ここ数年で一気に増えたゲームジャンルというとやはりローグライトです。ただ、「ローグライトというは言葉よく聞くし、少し興味あるけどなんだか難しそう」というライトゲーマーも少なからずいるのではないでしょうか?
今回紹介する『マスター・オブ・ピース』は、そんなローグライトに少しでも興味がある初心者が最初に遊ぶ作品として非常にオススメ。初心者向けと言ったが、育成など奥が深く戦略性も高い歴戦のゲーマーも楽しめる作品になっています。
※パブリッシャーよりSteamキーの提供を受けています。
シンプルだが奥深いボードゲーム風デッキ構築型ローグライト

本作は、チェスの駒のような傭兵たちが戦うターン制ボードゲーム風ローグライクストラテジーで、とにかく分かりやすく作られているのが特徴的な作品です。
プレイヤーが、戦闘において行うことは非常にシンプル。ボードゲームの盤のような4×4のフィールドに、手札のように配られるそれぞれ攻撃力、体力、速度、後述する固有能力の特性や噂が異なる駒を配置していくだけです。
配置の際には、アクションポイントというものを消費しますが、簡単なコストのようなもので、そこまで意識しなくても問題ありません。配置したらあとは駒たちが1ターンに一度、真っ直ぐ1マス進み、正面に敵がいる場合はその敵に攻撃、敵がいなかったら相手のライフとなる旗やボスを自動で攻撃してくれます。
他にも駒を左右どちらかに動かしたり、戦闘で数回のみ使用できる能力を使ったりとアクションはいくつかあるのですが、複雑なことは全くなく、とにかく直感的にプレイできます。


奥が深い傭兵の育成
「ローグライトはなんか説明多くて難しくね?」というローグライト未経験ゲーマーも「ビルド構築とかローグライトらしい面白さはあるの?」という熟練のゲーマーたちもしっかりと楽しめるのが本作のすごいところです。
本作は『Slay the Spire』などの定番ローグライト作品と同じく、さまざまな能力強化イベントや敵が配置されたすごろくのようなマップを見て、分岐するルートからひとつを選び、イベントに進んで傭兵のステータス、特性、噂というものを付与して強化していきます。
強化の軸となるのは大きく分けて3つです。

まずは、ステータス強化。ステータスは、体力と攻撃力と速度の3種類で、速度の数値が多い順に攻撃し、攻撃力の数値分、体力が減るというすごく分かりやすいものになっています。強化では手持ちの傭兵ひとりを選択してどれかを強化していけます。

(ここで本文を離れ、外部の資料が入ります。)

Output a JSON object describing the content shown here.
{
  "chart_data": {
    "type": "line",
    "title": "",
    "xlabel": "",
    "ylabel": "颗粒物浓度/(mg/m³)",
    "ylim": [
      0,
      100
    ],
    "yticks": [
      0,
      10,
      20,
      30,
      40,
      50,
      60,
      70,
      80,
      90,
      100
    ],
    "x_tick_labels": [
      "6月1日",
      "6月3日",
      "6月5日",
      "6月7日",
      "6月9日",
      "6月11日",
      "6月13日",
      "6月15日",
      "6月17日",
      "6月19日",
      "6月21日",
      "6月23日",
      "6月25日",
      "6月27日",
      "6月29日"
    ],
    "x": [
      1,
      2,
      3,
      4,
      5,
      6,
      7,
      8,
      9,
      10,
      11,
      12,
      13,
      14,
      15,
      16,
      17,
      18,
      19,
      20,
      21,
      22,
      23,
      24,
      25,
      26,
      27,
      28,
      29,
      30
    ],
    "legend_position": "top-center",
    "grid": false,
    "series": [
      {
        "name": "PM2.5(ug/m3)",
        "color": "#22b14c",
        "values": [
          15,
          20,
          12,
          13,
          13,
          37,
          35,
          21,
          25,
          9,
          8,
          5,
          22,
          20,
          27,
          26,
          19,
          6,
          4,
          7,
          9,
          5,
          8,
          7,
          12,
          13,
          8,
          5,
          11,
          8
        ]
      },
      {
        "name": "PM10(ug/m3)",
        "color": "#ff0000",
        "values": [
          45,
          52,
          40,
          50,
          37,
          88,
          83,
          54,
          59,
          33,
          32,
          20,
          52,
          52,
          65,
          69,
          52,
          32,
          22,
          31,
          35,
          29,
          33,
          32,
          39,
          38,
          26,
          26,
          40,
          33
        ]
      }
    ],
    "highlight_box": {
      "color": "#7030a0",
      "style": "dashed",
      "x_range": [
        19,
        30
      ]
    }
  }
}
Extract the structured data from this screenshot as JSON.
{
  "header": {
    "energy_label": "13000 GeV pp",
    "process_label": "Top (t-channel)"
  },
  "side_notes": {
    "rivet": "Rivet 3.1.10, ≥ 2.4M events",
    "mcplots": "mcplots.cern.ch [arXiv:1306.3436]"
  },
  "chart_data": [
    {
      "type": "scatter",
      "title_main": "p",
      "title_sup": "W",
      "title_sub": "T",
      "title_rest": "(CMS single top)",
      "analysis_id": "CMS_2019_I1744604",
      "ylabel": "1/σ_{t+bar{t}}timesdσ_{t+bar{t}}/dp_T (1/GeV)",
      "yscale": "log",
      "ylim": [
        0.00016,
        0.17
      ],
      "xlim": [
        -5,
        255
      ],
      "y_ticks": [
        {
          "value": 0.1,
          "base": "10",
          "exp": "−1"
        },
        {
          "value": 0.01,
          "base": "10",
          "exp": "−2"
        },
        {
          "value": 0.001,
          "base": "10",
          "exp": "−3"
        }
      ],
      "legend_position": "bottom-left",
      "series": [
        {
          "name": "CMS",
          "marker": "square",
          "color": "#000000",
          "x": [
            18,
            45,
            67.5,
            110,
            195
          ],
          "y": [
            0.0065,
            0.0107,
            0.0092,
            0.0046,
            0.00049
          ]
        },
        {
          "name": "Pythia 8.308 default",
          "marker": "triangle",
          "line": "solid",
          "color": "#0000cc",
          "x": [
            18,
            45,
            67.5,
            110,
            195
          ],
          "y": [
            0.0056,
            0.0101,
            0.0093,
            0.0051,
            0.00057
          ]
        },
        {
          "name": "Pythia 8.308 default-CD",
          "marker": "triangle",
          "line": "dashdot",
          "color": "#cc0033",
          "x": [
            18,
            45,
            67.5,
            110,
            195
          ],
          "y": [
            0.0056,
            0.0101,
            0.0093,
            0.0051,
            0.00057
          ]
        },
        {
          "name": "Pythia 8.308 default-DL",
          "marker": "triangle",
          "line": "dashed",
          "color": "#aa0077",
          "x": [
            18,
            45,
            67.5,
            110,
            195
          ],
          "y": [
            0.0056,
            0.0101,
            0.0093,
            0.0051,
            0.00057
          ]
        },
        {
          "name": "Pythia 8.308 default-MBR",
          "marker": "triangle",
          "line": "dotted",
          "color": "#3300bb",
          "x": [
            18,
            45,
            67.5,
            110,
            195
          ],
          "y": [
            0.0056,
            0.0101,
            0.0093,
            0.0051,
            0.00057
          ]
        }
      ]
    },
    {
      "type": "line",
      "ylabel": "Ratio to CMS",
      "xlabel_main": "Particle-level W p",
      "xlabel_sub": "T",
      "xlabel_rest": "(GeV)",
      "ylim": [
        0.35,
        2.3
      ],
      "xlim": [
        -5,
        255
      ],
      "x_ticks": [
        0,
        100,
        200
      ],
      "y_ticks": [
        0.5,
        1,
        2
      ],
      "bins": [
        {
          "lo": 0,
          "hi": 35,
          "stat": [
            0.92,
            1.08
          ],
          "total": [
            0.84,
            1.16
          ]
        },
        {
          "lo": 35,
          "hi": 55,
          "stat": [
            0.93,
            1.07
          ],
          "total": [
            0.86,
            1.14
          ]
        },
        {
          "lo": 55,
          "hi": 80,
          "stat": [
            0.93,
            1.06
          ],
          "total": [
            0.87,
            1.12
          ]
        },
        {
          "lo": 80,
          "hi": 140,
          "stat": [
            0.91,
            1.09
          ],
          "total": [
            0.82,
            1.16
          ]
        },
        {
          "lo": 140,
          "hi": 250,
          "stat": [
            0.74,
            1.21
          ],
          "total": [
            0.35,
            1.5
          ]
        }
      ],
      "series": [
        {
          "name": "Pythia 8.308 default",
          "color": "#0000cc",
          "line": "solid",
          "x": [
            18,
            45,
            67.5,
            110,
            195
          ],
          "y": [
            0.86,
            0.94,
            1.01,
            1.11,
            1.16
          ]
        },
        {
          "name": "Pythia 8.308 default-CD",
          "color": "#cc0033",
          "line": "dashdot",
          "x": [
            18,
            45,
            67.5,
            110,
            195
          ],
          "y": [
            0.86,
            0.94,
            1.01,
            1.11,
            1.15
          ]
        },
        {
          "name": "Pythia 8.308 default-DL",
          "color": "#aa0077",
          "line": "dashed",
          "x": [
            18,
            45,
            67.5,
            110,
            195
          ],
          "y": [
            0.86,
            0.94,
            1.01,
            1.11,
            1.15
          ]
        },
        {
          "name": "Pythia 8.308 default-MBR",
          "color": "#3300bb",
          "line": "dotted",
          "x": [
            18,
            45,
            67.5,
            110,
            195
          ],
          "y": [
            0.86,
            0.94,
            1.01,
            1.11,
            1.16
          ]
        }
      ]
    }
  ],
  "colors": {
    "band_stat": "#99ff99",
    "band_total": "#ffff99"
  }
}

次は、特性についてですが、傭兵はそれぞれに特殊な能力が与えられています。例えば、敵を攻撃する度に攻撃力が1増えるやターンの終わりに目の前の傭兵の攻撃力と速度を上げるといった感じでシンプル。

最後は噂です。噂は、付くことで傭兵が強化される二つ名のようなもので、ステータスを強化しつつ、フィールドに出すときなどに使うアクションポイントの消費量を減らすなどの特殊な効果が付与されます。

これらを組み合わせることで、ローグライトらしい悪さをすることもできます。
速度をすべて消費して、消費した分、体力と攻撃力が増える特性を持つ傭兵がいるのですが、ほかの傭兵の育成を放棄して、この傭兵の速度をひたすら上げ、体力と攻撃力が凄まじい数値のムキムキの傭兵を作り出せたりと、ミニマムでシンプルなゲーム性とは裏腹に自由度が高く、奥深く楽しい傭兵の育成ができます。
しかも、ほかのローグライトだと誰がどの能力を持っていたかなど説明文が長くて、よく分からないということが割とありますが、本作では戦闘中に特性の説明を読むぐらいの感覚でも問題なくプレイできるほどに説明が簡素。能力の説明が少なく分かりやすさを追求した作りになっているので、そういった能力と能力のシナジーを見つけやすいのも魅力です。
本作は、とにかくシンプルで遊びやすく分かりやすいことが一番の魅力。
また、サクッと息抜き程度に遊べるのも本作の良い点。筆者が、SteamDeckでプレイしたところ特に大きな問題もなく楽しくプレイできたので、SteamDeckを持っている方が寝転がりながら軽く遊ぶのにも適しています。
ここ数年で、『Slay the Spire』『Wildfrost』『Inscryption』などの名作ローグライトが続々と出現し、いまなお優れた作品がどんどんとリリースされています。このビッグウェーブに乗り遅れないようにローグライトをまだあまりプレイしたことがないという方は、この『マスター・オブ・ピース』で波に乗ってみるのはいかがでしょうか?